To import existing data into a mongo database one uses `mongoimport` at the command line. In this way mongo will accept a number of data types: JSON, CSV, and TSV.

```
mongoimport --db tweets --collection coffee --file coffee-tweets.json
```

Now that we have some larger data we can see that returns from queries are not always so small.

```javascript
use tweets
db.coffee.find()
```

## Cursor

When the return from a query will display up to the first 20 documents, after that you will need to type `it` to get more. The cursor that it returns is actually an object that has many methods implemented on it and supports the command `it` to iterate through more return items.

```javascript
db.coffee.find().count()      // 122

db.coffee.find().limit(2)     // Only two documents

// Top three users by followers count
db.coffee.find().sort({ 'user.followers_count' : -1}).limit(3)
```

## Iteration

MongoDB also has a flexible shell/driver. This allows you take some action based on a query or update documents. You can use an iterator on the cursor to go document by document. In the Javascript shell we can do this with Javascript's `forEach`. `forEach` is similar to Python's iteration with the `for` loop; however, Javascript actually has a more functional approach to this type of iteration and requires that you pass a callback, a function, similar to `map` and `reduce`.

```javascript
db.coffee.find().forEach(function(doc) {
    doc.entities.urls.forEach(function(url) {
        db.urls.update({ 'url': url }, { $push: { 'user': doc.user } },
                       true)
    });
});
```

## Aggregation

Aggregations in Mongo end up being way less pretty than in SQL/Pandas.

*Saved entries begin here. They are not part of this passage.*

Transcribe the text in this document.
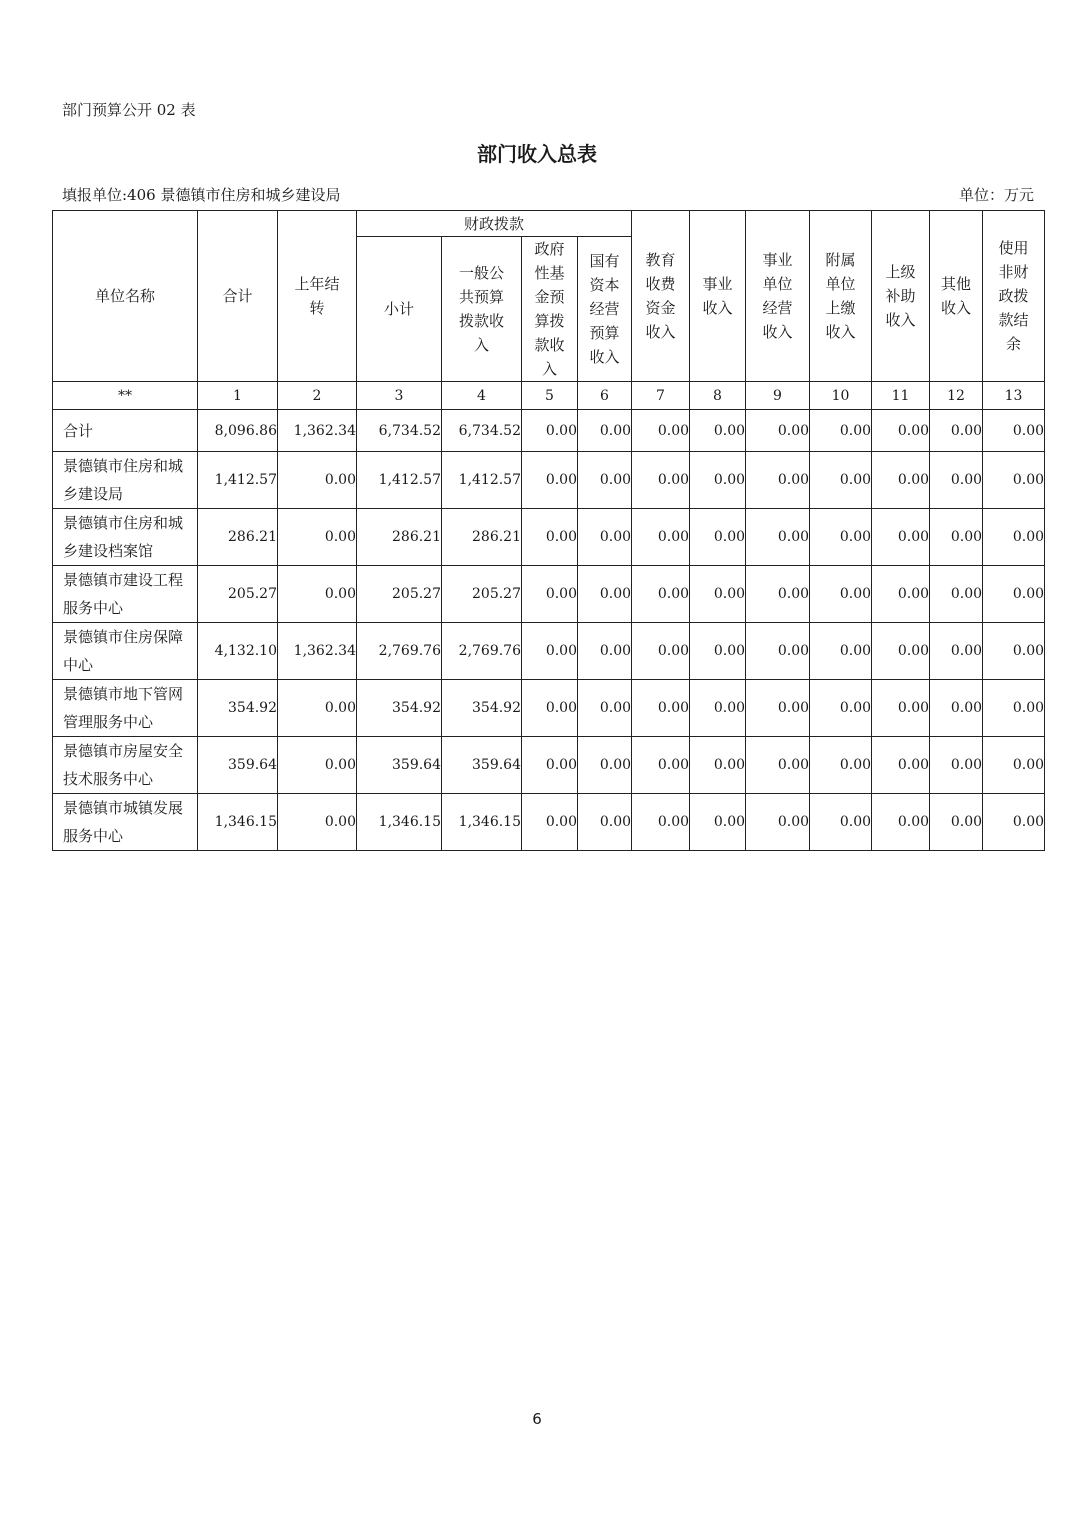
部门预算公开 02 表
部门收入总表
填报单位:406 景德镇市住房和城乡建设局	单位：万元
单位名称	合计	上年结转	财政拨款				教育收费资金收入	事业收入	事业单位经营收入	附属单位上缴收入	上级补助收入	其他收入	使用非财政拨款结余
			小计	一般公共预算拨款收入	政府性基金预算拨款收入	国有资本经营预算收入							
**	1	2	3	4	5	6	7	8	9	10	11	12	13
合计	8,096.86	1,362.34	6,734.52	6,734.52	0.00	0.00	0.00	0.00	0.00	0.00	0.00	0.00	0.00
景德镇市住房和城乡建设局	1,412.57	0.00	1,412.57	1,412.57	0.00	0.00	0.00	0.00	0.00	0.00	0.00	0.00	0.00
景德镇市住房和城乡建设档案馆	286.21	0.00	286.21	286.21	0.00	0.00	0.00	0.00	0.00	0.00	0.00	0.00	0.00
景德镇市建设工程服务中心	205.27	0.00	205.27	205.27	0.00	0.00	0.00	0.00	0.00	0.00	0.00	0.00	0.00
景德镇市住房保障中心	4,132.10	1,362.34	2,769.76	2,769.76	0.00	0.00	0.00	0.00	0.00	0.00	0.00	0.00	0.00
景德镇市地下管网管理服务中心	354.92	0.00	354.92	354.92	0.00	0.00	0.00	0.00	0.00	0.00	0.00	0.00	0.00
景德镇市房屋安全技术服务中心	359.64	0.00	359.64	359.64	0.00	0.00	0.00	0.00	0.00	0.00	0.00	0.00	0.00
景德镇市城镇发展服务中心	1,346.15	0.00	1,346.15	1,346.15	0.00	0.00	0.00	0.00	0.00	0.00	0.00	0.00	0.00
6
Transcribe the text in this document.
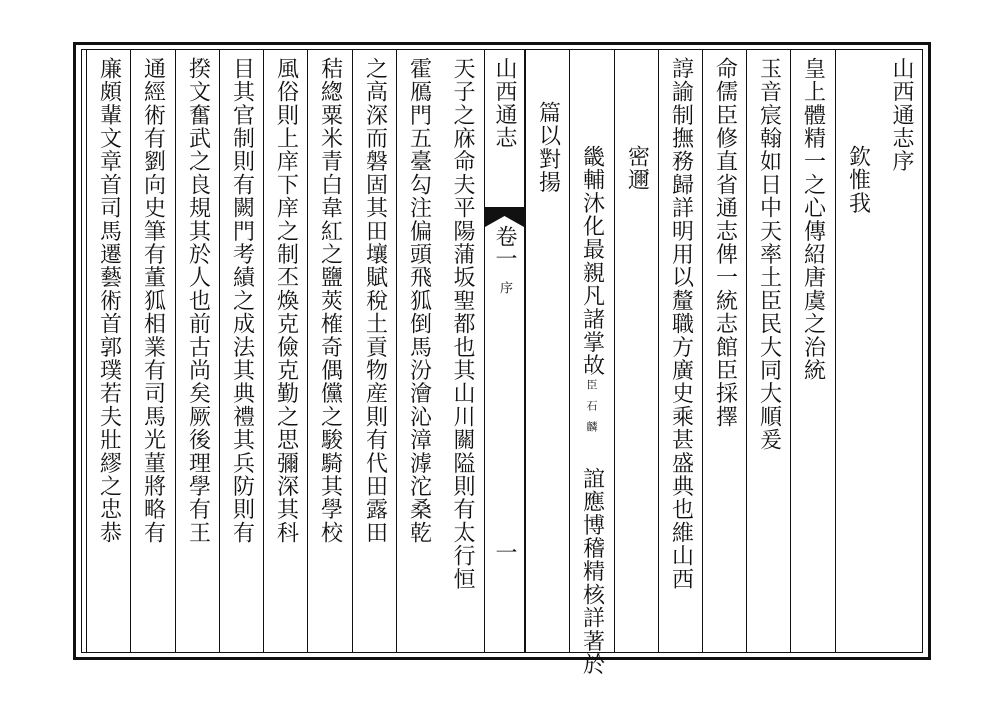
山西通志序
欽惟我
皇上體精一之心傳紹唐虞之治統
玉音宸翰如日中天率土臣民大同大順爰
命儒臣修直省通志俾一統志館臣採擇
諄諭制撫務歸詳明用以釐職方廣史乘甚盛典也維山西
密邇
畿輔沐化最親凡諸掌故
臣石麟
誼應博稽精核詳著於
篇以對揚
山西通志
卷一
序
一
天子之庥命夫平陽蒲坂聖都也其山川關隘則有太行恒
霍鴈門五臺勾注偏頭飛狐倒馬汾澮沁漳滹沱桑乾
之高深而磐固其田壤賦稅土貢物産則有代田露田
秸緫粟米青白韋紅之鹽莢榷奇偶儻之駿騎其學校
風俗則上庠下庠之制丕煥克儉克勤之思彌深其科
目其官制則有闕門考績之成法其典禮其兵防則有
揆文奮武之良規其於人也前古尚矣厥後理學有王
通經術有劉向史筆有董狐相業有司馬光菫將略有
廉頗輩文章首司馬遷藝術首郭璞若夫壯繆之忠恭
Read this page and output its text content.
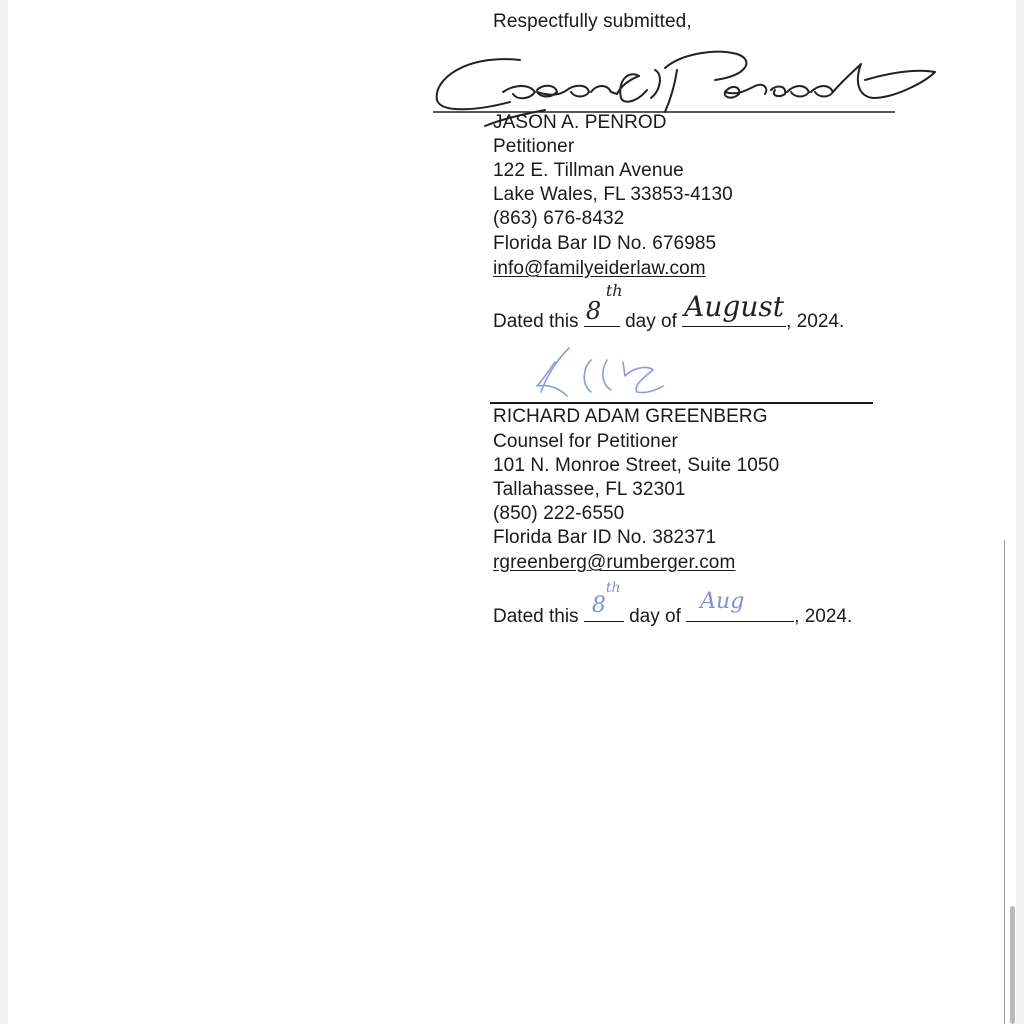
Respectfully submitted,

JASON A. PENROD

Petitioner

122 E. Tillman Avenue

Lake Wales, FL 33853-4130

(863) 676-8432

Florida Bar ID No. 676985

info@familyeiderlaw.com

Dated this 8
th
day of August , 2024.

RICHARD ADAM GREENBERG

Counsel for Petitioner

101 N. Monroe Street, Suite 1050

Tallahassee, FL 32301

(850) 222-6550

Florida Bar ID No. 382371

rgreenberg@rumberger.com

Dated this 8
th
day of
Aug
, 2024.
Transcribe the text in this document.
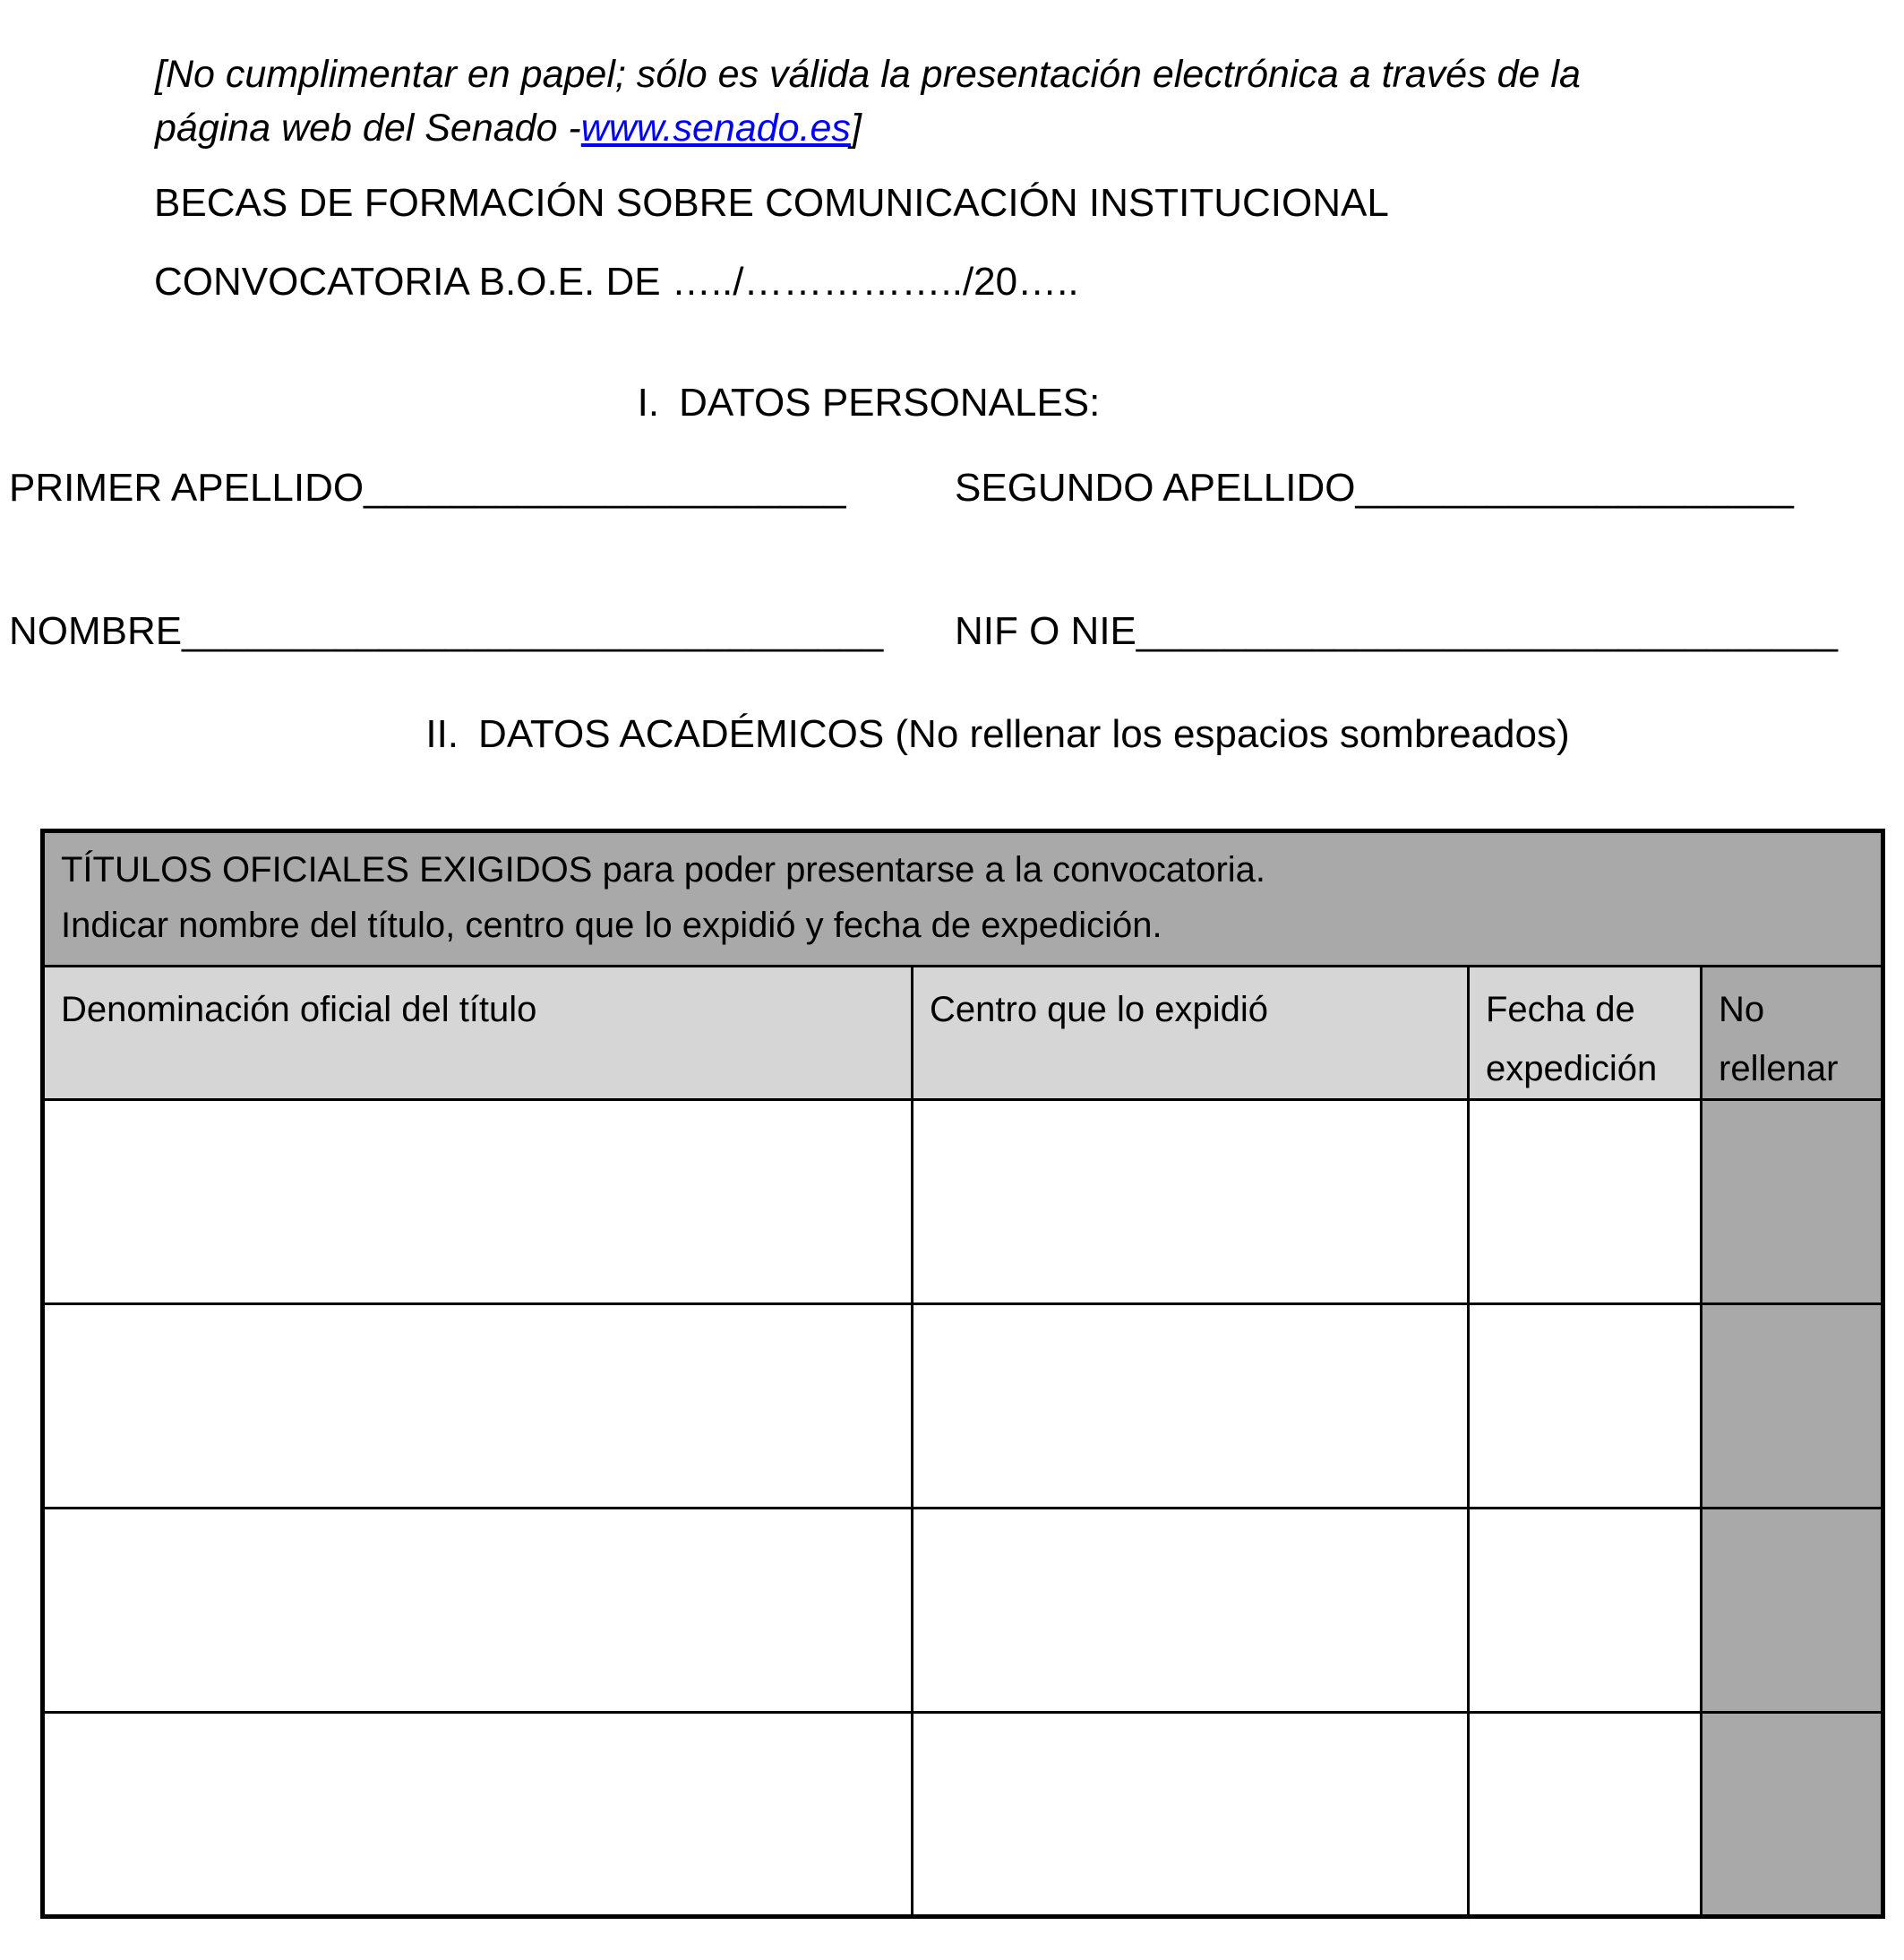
[No cumplimentar en papel; sólo es válida la presentación electrónica a través de la
página web del Senado -www.senado.es]

BECAS DE FORMACIÓN SOBRE COMUNICACIÓN INSTITUCIONAL
CONVOCATORIA B.O.E. DE …../……………../20…..
I. DATOS PERSONALES:
PRIMER APELLIDO______________________	SEGUNDO APELLIDO____________________
NOMBRE________________________________ NIF O NIE________________________________
II. DATOS ACADÉMICOS (No rellenar los espacios sombreados)

TÍTULOS OFICIALES EXIGIDOS para poder presentarse a la convocatoria.

Indicar nombre del título, centro que lo expidió y fecha de expedición.			

Denominación oficial del título	Centro que lo expidió	Fecha de expedición	No rellenar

Let's just bite the bullet and take a look:

```
db.coffee.aggregate( [ { $group :
    {
        _id: "$filter_level",
        count: { $sum: 1 }
    }
}])
```

Here we are first declaring that we're going to do some sort of grouping operation. Then, as Mongo desires everything to have an `_id` field, we specify that the `_id` is going to be the filter level. And then we're going to perform a sum over each level counting 1 for each observation. This information is going to be stored in a field called `count`. What do we get back?

## Aggregation Cont.

We can also do more complicated stuff as well. Here's a query that returns the average number of friends users in this dataset by country. We need to access the country code field of the place field, but that is easy with an object oriented language like JS.

```
db.coffee.aggregate( [ { $group :
    {
        _id: "$place.country_code",
        averageFriendCount: { $max: "$user.friends_count" }
    }
}])
```

For a guide on how to convert from an SQL style aggregation to a Mongo style aggreagetion, check out this [aggreagtion conversion guide](https://docs.mongodb.com/manual/reference/sql-aggregation-comparison).

# Objectives

1. Understand motivation for web scraping:
  * What does a web data pipeline look like?
  * How should we store data from the web?
2. Know high level differences between NoSQL and SQL.
3. Perform basic operations using Mongo Shell.